The small town murder of a high school
principal leads to life-changing complications for the deputy sheriff in charge of the case.
SOLDIER'S GAP may be purchased online at Amazon.com at a discount. Used copies are also available. Comments and reviews appreciated.
I feel a bit sheepish plugging my own novel, but the moderators say I should, so here goes.
According to the reviews on Amazon, the best quality of SOLDIER’S GAP is the characterization. Here’s an overview of the cast.
Deputy Dave Jenkins: I shamelessly named him after myself. He has some of my characteristics. He’s a small town cop with an ambition for higher things. He’s also got two women (In that respect we’re different): Annie Kline, the sheriff’s daughter and his high school sweetheart who’s back in town and apparently interested in renewing their relationship. Jenkins is pretty much an agnostic, so he’s dumbfounded when he discovers the dead body of the high school principal and has a psychic experience that seems to suggest that part of Jerry Egge has survived the grave. He doesn’t know who to tell since he feels a story about a ghost-like episode would ruin his career.
Annie Kline: She’s a volunteer firewoman and a shortstop on Dave’s softball team. Dave dumps her for his old flame, not a smart move since Annie is perfect for him.
Sheriff Kline: Annie's dad and Dave's boss. He’s been sheriff a long time, but he’s not the cop that Jenkins is and he resents him because of it. The Sheriff eats too much, smokes too much, and tells stupid jokes.
Olive Randall: She’s a sixteen-year-old suspect in the Jerry Egge murder case. Her mom is too busy working to keep track of her. She’s sexually promiscuous and contemptuous of anybody over thirty.
Mingo Jones: He’s the night deputy in Soldier, Minnesota. Mingo was a Lacrosse player at Johns Hopkins. While there he studied Native American history and is now embracing his roots. He’s much more accepting of the possibility that Jerry Egge is trapped between the Shadow World and the Land of Ever Summer.

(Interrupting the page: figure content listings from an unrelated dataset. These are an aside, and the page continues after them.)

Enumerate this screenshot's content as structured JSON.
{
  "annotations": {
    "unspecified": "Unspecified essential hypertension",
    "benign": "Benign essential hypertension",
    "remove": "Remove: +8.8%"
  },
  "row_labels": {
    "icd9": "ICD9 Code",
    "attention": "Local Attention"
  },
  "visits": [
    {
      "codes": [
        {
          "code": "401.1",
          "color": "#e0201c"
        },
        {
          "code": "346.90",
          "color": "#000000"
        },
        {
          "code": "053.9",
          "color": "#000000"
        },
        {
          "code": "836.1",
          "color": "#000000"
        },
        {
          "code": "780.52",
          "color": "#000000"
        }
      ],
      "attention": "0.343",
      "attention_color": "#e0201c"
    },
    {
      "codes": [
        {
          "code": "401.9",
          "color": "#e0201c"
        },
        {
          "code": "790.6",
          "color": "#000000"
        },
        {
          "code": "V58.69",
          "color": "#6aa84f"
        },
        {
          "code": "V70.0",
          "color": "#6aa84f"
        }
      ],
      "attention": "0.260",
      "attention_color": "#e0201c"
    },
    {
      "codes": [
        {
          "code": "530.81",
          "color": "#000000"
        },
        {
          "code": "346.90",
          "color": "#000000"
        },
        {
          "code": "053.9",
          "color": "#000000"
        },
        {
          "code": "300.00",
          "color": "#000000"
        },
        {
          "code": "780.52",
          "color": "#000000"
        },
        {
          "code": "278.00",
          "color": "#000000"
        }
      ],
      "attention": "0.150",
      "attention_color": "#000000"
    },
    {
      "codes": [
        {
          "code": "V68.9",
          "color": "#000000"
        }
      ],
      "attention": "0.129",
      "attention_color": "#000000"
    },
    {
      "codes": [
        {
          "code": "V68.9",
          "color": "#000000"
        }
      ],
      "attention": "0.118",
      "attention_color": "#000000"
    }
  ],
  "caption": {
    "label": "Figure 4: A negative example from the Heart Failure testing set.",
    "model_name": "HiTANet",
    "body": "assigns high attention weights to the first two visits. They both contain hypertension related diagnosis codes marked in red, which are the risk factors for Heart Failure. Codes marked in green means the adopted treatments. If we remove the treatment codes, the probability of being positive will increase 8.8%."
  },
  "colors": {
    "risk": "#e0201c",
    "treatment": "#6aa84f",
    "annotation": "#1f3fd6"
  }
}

Moe Pleasiac: Dave Jenkins’s next-door neighbor and sidekick, a sixteen-year-old genius, who has chosen Dave as a substitute father, although their relationship is more big brother, little brother and it’s not always clear who is who. He finds Olive Randall fascinating and threatening.
If the above sounds dark, that’s somewhat misleading. SOLDIER’S GAP is more M.A.S.H. than CSI.

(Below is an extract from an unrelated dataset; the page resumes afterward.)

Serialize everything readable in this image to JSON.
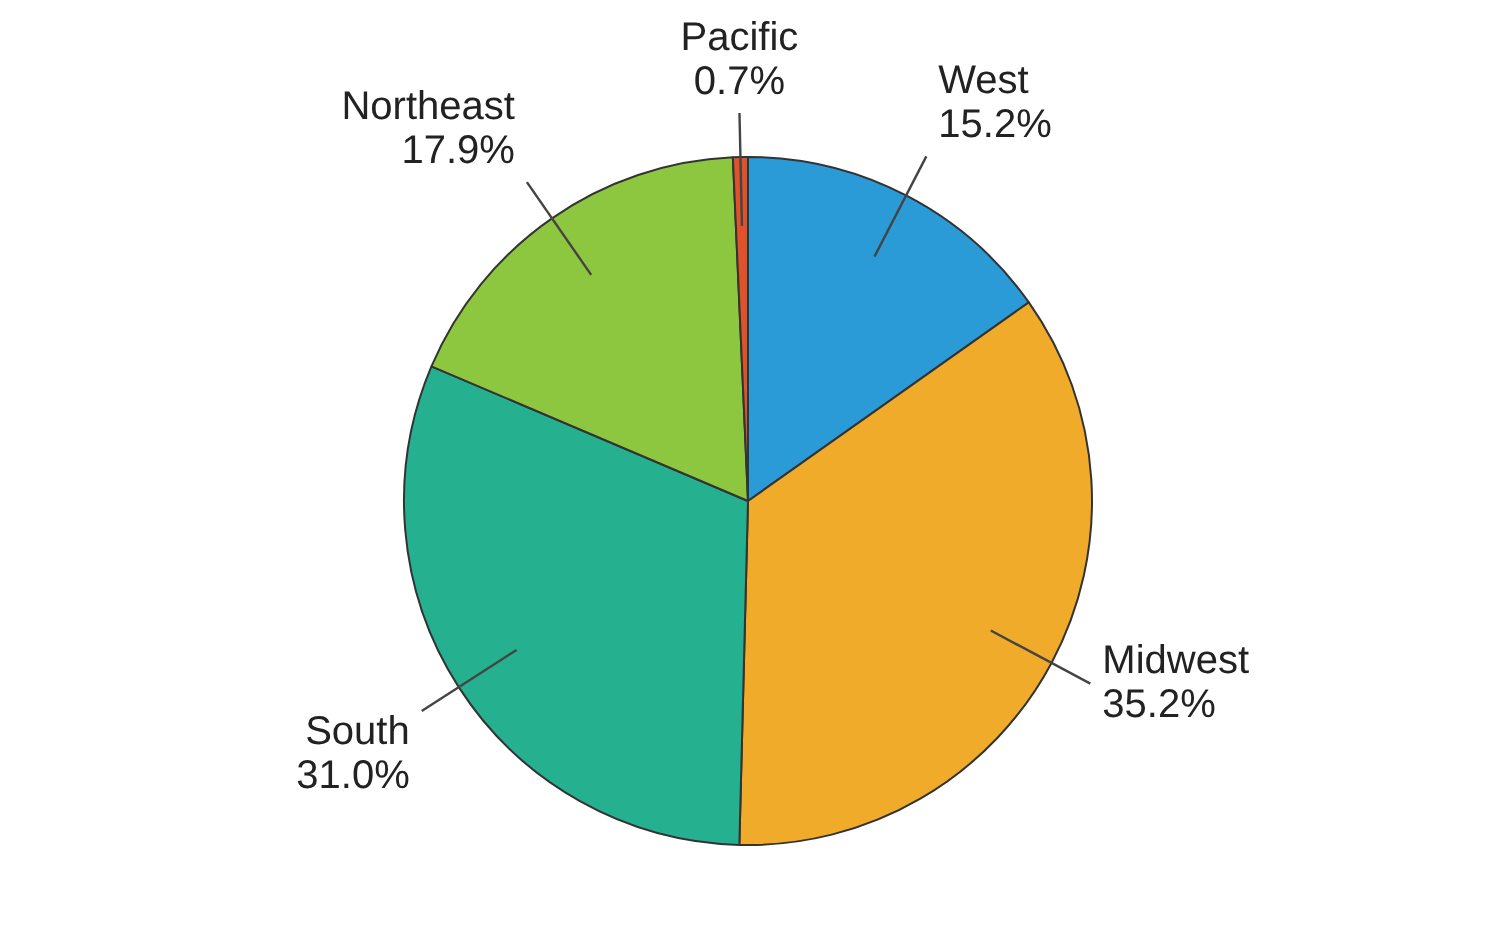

The following is a synopsis of the novel:
When high school principal Jerry Egge sets out on his morning jog, he spots a red scrawl on the water tower across the way telling him to do something to himself that’s anatomically impossible.

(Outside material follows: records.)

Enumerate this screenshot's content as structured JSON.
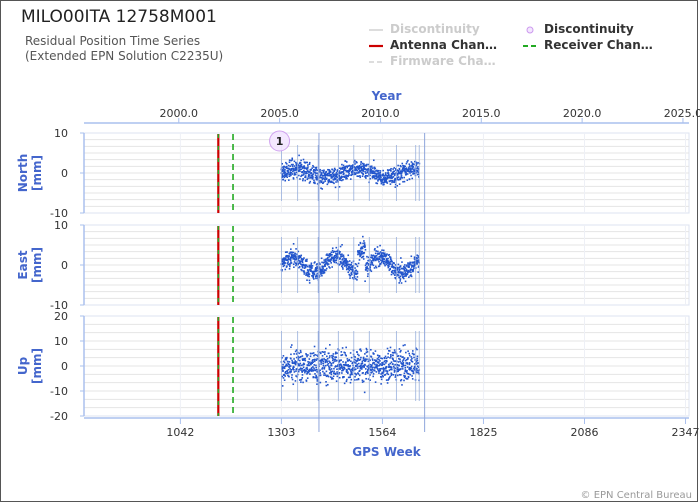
{
  "header": {
    "title": "MILO00ITA 12758M001",
    "subtitle_line1": "Residual Position Time Series",
    "subtitle_line2": "(Extended EPN Solution C2235U)"
  },
  "legend": [
    {
      "label": "Discontinuity",
      "style": "line",
      "color": "#dddddd",
      "active": false
    },
    {
      "label": "Discontinuity",
      "style": "dot",
      "color": "#cc99ee",
      "active": true
    },
    {
      "label": "Antenna Chan…",
      "style": "line",
      "color": "#cc0000",
      "active": true
    },
    {
      "label": "Receiver Chan…",
      "style": "dash",
      "color": "#22aa22",
      "active": true
    },
    {
      "label": "Firmware Cha…",
      "style": "dash",
      "color": "#dddddd",
      "active": false
    }
  ],
  "copyright": "© EPN Central Bureau",
  "colors": {
    "series": "#2255cc",
    "axis_label": "#4466cc",
    "antenna": "#cc0000",
    "receiver": "#22aa22",
    "discontinuity": "#cc99ee",
    "grid": "#e4e4e4"
  },
  "chart_data": {
    "type": "scatter",
    "top_axis": {
      "label": "Year",
      "ticks": [
        "2000.0",
        "2005.0",
        "2010.0",
        "2015.0",
        "2020.0",
        "2025.0"
      ],
      "range": [
        1995.3,
        2025.3
      ]
    },
    "bottom_axis": {
      "label": "GPS Week",
      "ticks": [
        "1042",
        "1303",
        "1564",
        "1825",
        "2086",
        "2347"
      ],
      "range": [
        793,
        2356
      ]
    },
    "panels": [
      {
        "name": "North",
        "ylabel": "North\n[mm]",
        "ylim": [
          -10,
          10
        ],
        "ticks": [
          "10",
          "0",
          "-10"
        ],
        "tick_values": [
          10,
          0,
          -10
        ],
        "noise": 1.6
      },
      {
        "name": "East",
        "ylabel": "East\n[mm]",
        "ylim": [
          -10,
          10
        ],
        "ticks": [
          "10",
          "0",
          "-10"
        ],
        "tick_values": [
          10,
          0,
          -10
        ],
        "noise": 1.6
      },
      {
        "name": "Up",
        "ylabel": "Up\n[mm]",
        "ylim": [
          -20,
          20
        ],
        "ticks": [
          "20",
          "10",
          "0",
          "-10",
          "-20"
        ],
        "tick_values": [
          20,
          10,
          0,
          -10,
          -20
        ],
        "noise": 4.5
      }
    ],
    "data_span_weeks": [
      1303,
      1659
    ],
    "antenna_change_week": 1140,
    "receiver_change_week": 1178,
    "discontinuities": [
      {
        "label": "1",
        "week": 1306,
        "panel": "North",
        "y": 8
      }
    ],
    "grid": true
  }
}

He shuffles along, muttering about what he’ll do to the kid who smeared his good name. As he passes the holy roller church, the choir is singing “Shall We Gather At the River?” The frustrated jazzman of a train engineer blows his whistle, two longs and a short, “NOOOO, DON’T, GOO!”
Fifteen minutes later, Jerry is dead, bludgeoned to death by a Louisville Slugger with a Wayne Terwilliger endorsement.
The first officer on the scene is Deputy Sheriff Dave Jenkins, who’s suffering from a hangover and isn’t all that thrilled about dealing with a dead body.
But he hasn’t seen anything yet. When he touches the band of Egge’s baseball cap, he witnesses Egge’s life pass before his eyes. He thinks he must be in shock.
When Mingo Jones, the night deputy, arrives, Jenkins is tempted to tell him about the vision, but Jones, a Mescalero Apache, is miles ahead of him. He and Egge were friends and he wants to hold a ghost medicine ceremony to insure that Egge is not caught between the Shadow World and the Land of Ever Summer.
Faced with more hoodoo than a kabbala scholar, the cynical Jenkins begins to track Egge’s killer. The suspects are as legion as those in a William Peter Blatty novel. The superintendent of schools is romancing Egge’s wife. One of Egge’s students was expelled for bringing a gun to school and had been making threatening phone calls. A farmer, who is the closest thing to an eye witness, has a son who’s acting awfully guilty. And there’s a beautiful young girl who confesses to having painted the obscenity on the tower.
Will the haunted Jenkins hunt down the killer, or will he wind up trapped in the nether world between the Shadow World and the Land of Ever Summer?